Men can always talk sports, so says my husband. Seems especially true when you're talking about North Carolininian men and basketball. There is a deep, innate love of the sport, crossing class lines and racial bias. It runs from Tobacco Road like a veinous system up the Blue Ridge and flows seaward into the Cape Fear. Tired of your Wake boyfriend? Show up at Cameron in a dark blue and white clown wig. Want to fire up your Wolfpack daddy? Put your son in a Carolina Tshirt. (Won't do that again...) If you want to depict social unrest and Southern tradition and generational dynamics, you couldn't ask for a better metaphor than basketball.

So goes "Baptists on the Edge." More than any other story in PARLOUS ANGELS, Ed Southern illustrates the unspoken integrity that is passed from father to son and how little the canyon-like split between the haves and shoulda haves matters. In a contentious basketball game between the Paw Creek Baptists and Providence Road, ('nuff said in the team names), a father reflects on a rough game from his youth between the privileged Reynolds High School and his own underdog, Mineral Springs, that quickly erupted into a brawl.

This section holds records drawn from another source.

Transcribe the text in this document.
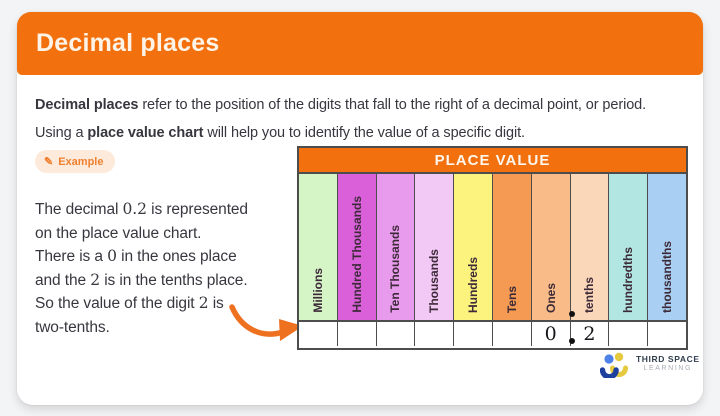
Decimal places
Decimal places refer to the position of the digits that fall to the right of a decimal point, or period.
Using a place value chart will help you to identify the value of a specific digit.
✎ Example
The decimal 0.2 is represented
on the place value chart.
There is a 0 in the ones place
and the 2 is in the tenths place.
So the value of the digit 2 is
two-tenths.
PLACE VALUE
Millions Hundred Thousands Ten Thousands Thousands Hundreds Tens Ones tenths hundredths thousandths
0	2
THIRD SPACE
LEARNING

As time often dictates between one generation and the next, the son easily pushes back the Paw Creek Baptists and leads Providence Road to win. The father's lower class upbringing gives him a vantage point in his seat high in the bleachers of privileged Providence Road. He realizes the focus with which his son plays, despite the catcalls of the opposing team's pastor and the taunting of the losing team by his fellow upper class parents, is the legacy that matters. His superiority is measured not by the car he drove to the gym or even by the skills with which his son plays basketball. It's the integrity he passed on to his son. And the greater gift is his son also knows it.

What lessons did your father/mother/coach teach you?
What lessons do you think, not hope, you'll leave to those you influence?

To quote my favorite spider, "SALUTATIONS!"

I have an addiction. Stashed like bottles in closets, between sofa cushions, behind diaper stacks. Piled like pills on bedside tables, under the bed, in the car floorboard is bound dope causing me to ignore fighting children, steaming pots of green beans and stop signs at the end of my sidewalk. And you, all of you, who send Barnes and Noble gift cards, boxes of new releases, and grocery bags of cast-offs, you're enablers. The least I can do, especially for those of you whose books I never return, is give something back.

Edmund Burke tells us, "To read without reflecting is like eating without digesting." So here goes, Mr. Burke. Every week or month or so, I'll be rambling on about novels, short stories, the written word in general, anything that delights my literary heart. I hope you enjoy my opinion, but if you don't, please don't tell me. I'm no good with criticism; ask my mother.

My good friend, Kevin Watson, has graciously agreed to let me take a stab at his titles from Press 53. I have to admit I benefit from his judgement. He makes it easy to find great stories. Go to and pick up some books because the only thing better than eating small farm produce is reading small press writers.

Thanks for checking me out! So to speak.